Ms Stevens said: “It was amazing growing up in such beautiful surroundings. I was surrounded by all these amazing people doing amazing things and I think that’s partly why I was interested in becoming a writer, because there was so much culture.”

She said: “I was always writing and I wrote the first draft of my first book just after I left university and was back living with my parents in Oxford, working out what to do next.”

Murder Most Unladylike, released in June last year, is about schoolgirls Daisy Wells and Hazel Wong, who set up their own detective agency and investigate the death of a science mistress whose body they discover in the school gym.

A sequel called Arsenic for Tea followed in January and a third novel featuring the intrepid duo, First Class Murder, is due for release in July.

Ms Stevens’s novels coincide appears to be in line with a return to popularity of murder-mystery novels for children.

She said: “I loved detective novels when I was young and children still love crime fiction.

“I keep going to schools and they are reading Sherlock Holmes and watching Death in Paradise.”
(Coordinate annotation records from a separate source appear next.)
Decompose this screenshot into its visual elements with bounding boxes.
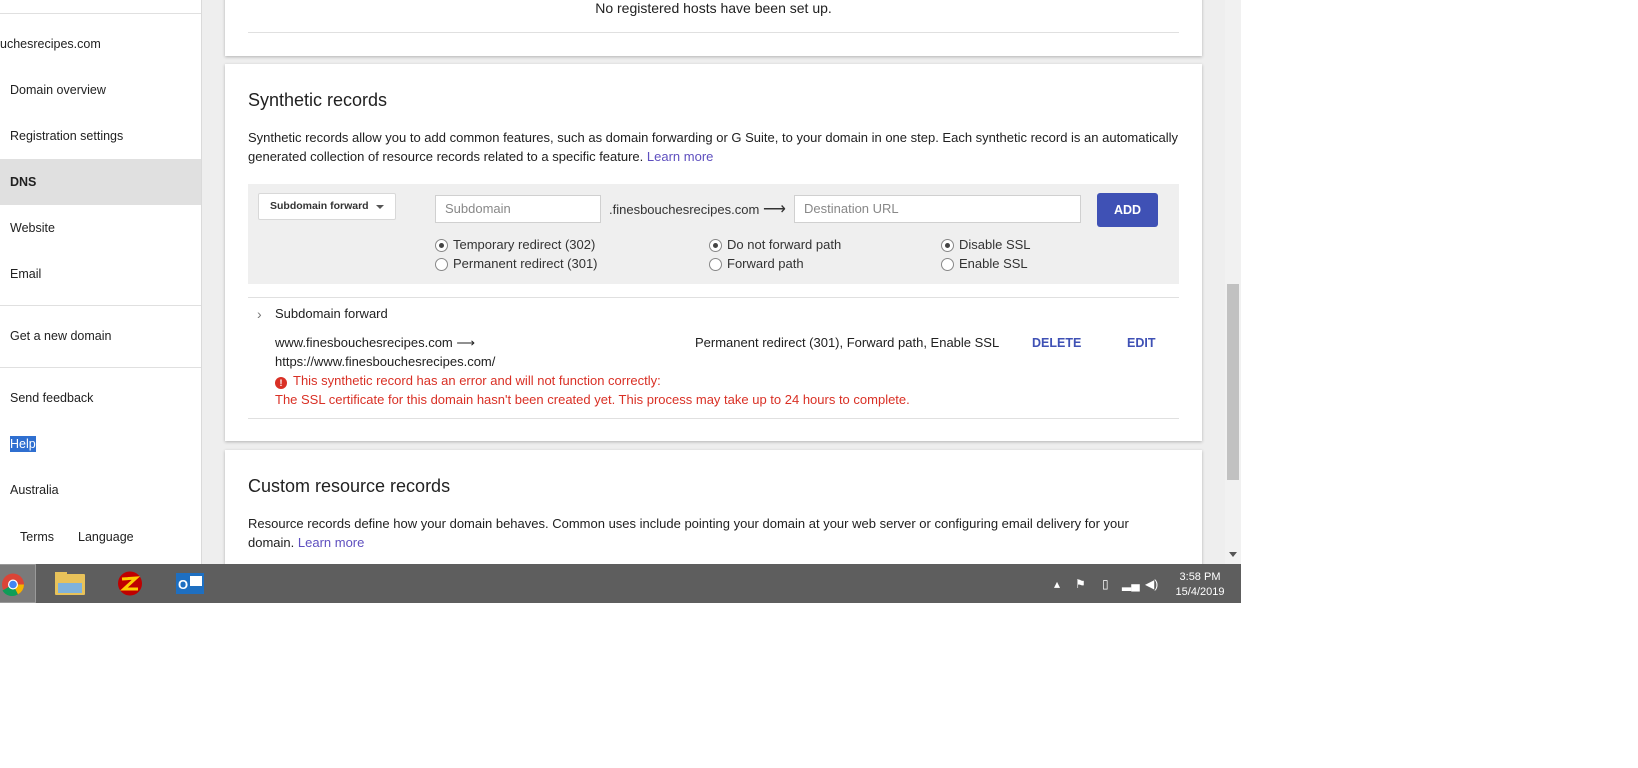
- main-content: No registered hosts have been set up. Sy…: [202, 0, 1225, 564]
- radio-unselected-icon: [941, 258, 954, 271]
- radio-forward-path[interactable]: Forward path: [709, 255, 804, 273]
- volume-icon[interactable]: ◀): [1145, 577, 1158, 591]
- help-label: Help: [10, 436, 36, 452]
- vertical-scrollbar[interactable]: [1225, 0, 1241, 564]
- record-source: www.finesbouchesrecipes.com ⟶: [275, 335, 475, 350]
- chevron-right-icon[interactable]: ›: [257, 306, 262, 322]
- footer-language-link[interactable]: Language: [78, 530, 134, 544]
- synthetic-learn-more-link[interactable]: Learn more: [647, 149, 713, 164]
- chrome-icon[interactable]: [0, 564, 36, 603]
- error-icon: !: [275, 377, 287, 389]
- clock-date: 15/4/2019: [1175, 586, 1225, 598]
- show-hidden-icons-icon[interactable]: ▴: [1054, 577, 1060, 591]
- synthetic-records-card: Synthetic records Synthetic records allo…: [225, 64, 1202, 441]
- radio-label: Enable SSL: [959, 256, 1028, 271]
- sidebar-item-registration-settings[interactable]: Registration settings: [0, 113, 201, 159]
- sidebar-item-country[interactable]: Australia: [0, 467, 201, 513]
- subdomain-input[interactable]: Subdomain: [435, 195, 601, 223]
- registered-hosts-card: No registered hosts have been set up.: [225, 0, 1202, 56]
- filezilla-icon[interactable]: [106, 564, 154, 603]
- network-signal-icon[interactable]: ▂▄: [1122, 577, 1140, 591]
- sidebar-item-domain-overview[interactable]: Domain overview: [0, 67, 201, 113]
- radio-unselected-icon: [435, 258, 448, 271]
- scrollbar-thumb[interactable]: [1227, 284, 1239, 480]
- radio-label: Do not forward path: [727, 237, 842, 252]
- custom-desc-text: Resource records define how your domain …: [248, 516, 1129, 550]
- file-explorer-icon[interactable]: [46, 564, 94, 603]
- radio-disable-ssl[interactable]: Disable SSL: [941, 236, 1031, 254]
- custom-records-description: Resource records define how your domain …: [248, 514, 1178, 552]
- sidebar-divider: [0, 13, 201, 14]
- no-hosts-message: No registered hosts have been set up.: [595, 0, 832, 16]
- system-clock[interactable]: 3:58 PM 15/4/2019: [1170, 570, 1230, 600]
- synthetic-record-form: Subdomain forward Subdomain .finesbouche…: [248, 184, 1179, 284]
- scroll-down-arrow-icon[interactable]: [1229, 552, 1237, 557]
- radio-label: Temporary redirect (302): [453, 237, 596, 252]
- divider: [248, 297, 1179, 298]
- sidebar-divider: [0, 305, 201, 306]
- radio-temporary-redirect[interactable]: Temporary redirect (302): [435, 236, 595, 254]
- divider: [248, 32, 1179, 33]
- battery-icon[interactable]: ▯: [1102, 577, 1109, 591]
- domain-suffix: .finesbouchesrecipes.com ⟶: [609, 199, 786, 219]
- sidebar-item-email[interactable]: Email: [0, 251, 201, 297]
- action-center-flag-icon[interactable]: ⚑: [1075, 577, 1086, 591]
- divider: [248, 418, 1179, 419]
- record-error-line-2: The SSL certificate for this domain hasn…: [275, 392, 910, 407]
- radio-unselected-icon: [709, 258, 722, 271]
- radio-selected-icon: [941, 239, 954, 252]
- sidebar-item-help[interactable]: Help: [0, 421, 201, 467]
- delete-record-button[interactable]: DELETE: [1032, 336, 1081, 350]
- record-type-value: Subdomain forward: [270, 200, 369, 212]
- taskbar: O ▴ ⚑ ▯ ▂▄ ◀) 3:58 PM 15/4/2019: [0, 564, 1241, 603]
- sidebar-item-send-feedback[interactable]: Send feedback: [0, 375, 201, 421]
- record-settings: Permanent redirect (301), Forward path, …: [695, 335, 1000, 350]
- radio-label: Disable SSL: [959, 237, 1031, 252]
- sidebar: uchesrecipes.com Domain overview Registr…: [0, 0, 202, 564]
- sidebar-divider: [0, 367, 201, 368]
- edit-record-button[interactable]: EDIT: [1127, 336, 1155, 350]
- record-destination: https://www.finesbouchesrecipes.com/: [275, 354, 496, 369]
- radio-enable-ssl[interactable]: Enable SSL: [941, 255, 1028, 273]
- chevron-down-icon: [376, 205, 384, 209]
- footer-terms-link[interactable]: Terms: [20, 530, 54, 544]
- destination-url-input[interactable]: Destination URL: [794, 195, 1081, 223]
- sidebar-item-get-new-domain[interactable]: Get a new domain: [0, 313, 201, 359]
- custom-records-title: Custom resource records: [248, 476, 451, 496]
- sidebar-item-website[interactable]: Website: [0, 205, 201, 251]
- sidebar-item-dns[interactable]: DNS: [0, 159, 201, 205]
- svg-text:O: O: [178, 577, 188, 592]
- record-error-line-1: ! This synthetic record has an error and …: [275, 373, 661, 389]
- add-button[interactable]: ADD: [1097, 193, 1158, 227]
- clock-time: 3:58 PM: [1179, 571, 1221, 583]
- arrow-right-icon: ⟶: [762, 201, 786, 218]
- record-type-dropdown[interactable]: Subdomain forward: [258, 193, 396, 220]
- custom-learn-more-link[interactable]: Learn more: [298, 535, 364, 550]
- outlook-icon[interactable]: O: [166, 564, 214, 603]
- radio-label: Permanent redirect (301): [453, 256, 598, 271]
- custom-resource-records-card: Custom resource records Resource records…: [225, 450, 1202, 564]
- radio-label: Forward path: [727, 256, 804, 271]
- radio-selected-icon: [709, 239, 722, 252]
- synthetic-records-title: Synthetic records: [248, 90, 388, 110]
- synthetic-records-description: Synthetic records allow you to add commo…: [248, 128, 1178, 166]
- sidebar-domain-name[interactable]: uchesrecipes.com: [0, 21, 201, 67]
- radio-permanent-redirect[interactable]: Permanent redirect (301): [435, 255, 598, 273]
- error-text: This synthetic record has an error and w…: [293, 373, 661, 388]
- radio-selected-icon: [435, 239, 448, 252]
- record-type-label: Subdomain forward: [275, 306, 388, 321]
- screen: uchesrecipes.com Domain overview Registr…: [0, 0, 1241, 603]
- domain-suffix-text: .finesbouchesrecipes.com: [609, 202, 760, 217]
- radio-do-not-forward-path[interactable]: Do not forward path: [709, 236, 841, 254]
Fellow Oxford writer and illustrator Suzanne Barton has been shortlisted in the Best Illustrated Book category with her novel The Dawn Chorus, which follows the adventures of a small bird called Peep.

It is her the author’s first book, published after she finished an MA in Children’s Book Illustration at the Cambridge School of Art.

The winners of the three categories, whichalso includes Best Book for Teens, will be revealed at an evening reception at Waterstones Piccadilly, in London, on Thursday, March 26.